When the Houston Texans and Oakland Raiders take the field at Mexico City's sold-out Estadio Azteca on Monday night, Brock Osweiler, Derek Carr and their teammates will be treated to the standard NFL amenities of a recently refurbished stadium. But when the Philadelphia Eagles and New Orleans Saints contested the first NFL game in Mexico on Aug. 5, 1978, the conditions were hardly befitting of professional American football.
"When we went there, they weren't prepared," Ron Jaworski, the Eagles' starting quarterback that season, says of that preseason matchup 38 years ago. "We played in a bullring, the locker rooms were too small, and the goal posts were crooked."
The idea of playing in Mexico came as the NFL aimed to expand its brand after its merger with the AFL was agreed to in 1966. Two games were played in Montreal in 1969, and the league sent the San Diego Chargers and St. Louis Cardinals (now Arizona Cardinals) to Tokyo in 1976. Two years later, after a push from the local government, the league went south of the border. "The NFL was playing games in nontraditional cities to expand the brand -- Memphis, San Antonio," says Jaworski, now an ESPN analyst. "It was huge at the time to play a game [in Mexico]."
The Eagles and Saints squared off in Mexico City at the 30,000-seat Estadio de la Ciudad de los Deportes, a soccer venue now called Estadio Azul. Although bullfights weren't actually held there, as Jaworski joked, it sits across the street from the largest bullring in the world at Plaza Mexico. "We were excited about the trip, but the facilities now are 100 times better," Jaworski says.
It wasn't just the venue that caused issues. Mexico City's altitude -- approximately 2,000 feet higher than Denver -- also presented challenges. "Much like [when we would go to] Denver, we were gassed," Jaworski says. "I remember very well after pregame warmups. You need to prepare yourself really hard to play at that altitude."
Sixteen years would pass after the Saints' 14-7 win over Jaworski's Eagles before the NFL returned to Mexico. Six more preseason games were played there from 1994 to 2001, with five of those contests in Mexico City. In 2005, the Arizona Cardinals and San Francisco 49ers played at Estadio Azteca in the first regular-season NFL game held outside the United States. But the NFL's only ventures across borders over the past 11 years have been to Toronto and London.

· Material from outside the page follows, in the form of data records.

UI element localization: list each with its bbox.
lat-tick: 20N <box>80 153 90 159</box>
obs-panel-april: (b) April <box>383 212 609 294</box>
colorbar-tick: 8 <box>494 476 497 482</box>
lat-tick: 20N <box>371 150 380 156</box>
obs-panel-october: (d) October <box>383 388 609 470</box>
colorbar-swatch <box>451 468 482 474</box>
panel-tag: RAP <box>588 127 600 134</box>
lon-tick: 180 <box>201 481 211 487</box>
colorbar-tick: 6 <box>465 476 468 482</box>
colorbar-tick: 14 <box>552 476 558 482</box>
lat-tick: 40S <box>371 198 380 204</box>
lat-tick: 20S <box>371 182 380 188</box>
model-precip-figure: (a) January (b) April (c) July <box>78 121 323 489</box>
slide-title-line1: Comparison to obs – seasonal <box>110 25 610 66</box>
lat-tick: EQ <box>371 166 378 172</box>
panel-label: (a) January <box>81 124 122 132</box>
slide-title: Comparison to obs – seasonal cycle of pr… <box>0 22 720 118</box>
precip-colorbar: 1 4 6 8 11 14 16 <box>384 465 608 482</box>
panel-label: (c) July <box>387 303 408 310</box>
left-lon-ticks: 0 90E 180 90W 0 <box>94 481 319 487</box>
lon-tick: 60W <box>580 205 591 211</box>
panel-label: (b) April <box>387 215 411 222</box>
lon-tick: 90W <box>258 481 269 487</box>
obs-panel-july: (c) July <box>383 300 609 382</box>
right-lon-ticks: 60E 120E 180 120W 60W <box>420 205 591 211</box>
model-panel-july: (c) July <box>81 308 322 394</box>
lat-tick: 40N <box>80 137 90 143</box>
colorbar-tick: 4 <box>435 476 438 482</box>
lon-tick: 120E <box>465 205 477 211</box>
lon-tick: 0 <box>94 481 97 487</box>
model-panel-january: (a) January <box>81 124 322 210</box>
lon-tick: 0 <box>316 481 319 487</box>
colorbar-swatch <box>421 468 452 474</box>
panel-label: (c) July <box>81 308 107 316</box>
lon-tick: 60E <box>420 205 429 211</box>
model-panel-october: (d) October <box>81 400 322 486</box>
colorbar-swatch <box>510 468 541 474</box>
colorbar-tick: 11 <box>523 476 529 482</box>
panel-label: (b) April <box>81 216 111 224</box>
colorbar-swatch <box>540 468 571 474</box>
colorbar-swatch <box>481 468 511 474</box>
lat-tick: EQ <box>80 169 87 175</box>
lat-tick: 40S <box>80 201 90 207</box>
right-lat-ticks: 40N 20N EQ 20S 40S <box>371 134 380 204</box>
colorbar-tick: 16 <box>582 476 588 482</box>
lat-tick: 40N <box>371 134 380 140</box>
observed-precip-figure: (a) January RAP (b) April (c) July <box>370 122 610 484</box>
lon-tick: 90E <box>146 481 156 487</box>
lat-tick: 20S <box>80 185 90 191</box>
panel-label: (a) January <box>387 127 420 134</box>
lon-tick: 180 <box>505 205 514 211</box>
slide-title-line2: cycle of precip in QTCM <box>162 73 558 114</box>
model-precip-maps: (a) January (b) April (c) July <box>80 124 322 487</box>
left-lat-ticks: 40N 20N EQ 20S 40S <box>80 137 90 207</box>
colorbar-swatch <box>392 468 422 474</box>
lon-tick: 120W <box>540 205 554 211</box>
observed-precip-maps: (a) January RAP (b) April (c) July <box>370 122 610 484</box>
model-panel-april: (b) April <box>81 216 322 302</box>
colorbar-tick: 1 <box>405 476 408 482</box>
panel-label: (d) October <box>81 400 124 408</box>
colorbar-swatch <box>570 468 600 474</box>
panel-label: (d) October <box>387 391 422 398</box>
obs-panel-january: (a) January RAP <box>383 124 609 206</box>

Jaworski thinks Mexico's wait after Monday's game will be significantly shorter. "It's going to be a long-term thing," Jaworski says of the NFL's aspirations to grow in Mexico and other international markets. "I know the people in Mexico love the NFL, and they love football. There's been great support for the games in Europe. It's amazing how Beijing loves the game of football. You look around the world now, and there's an infatuation with the sport."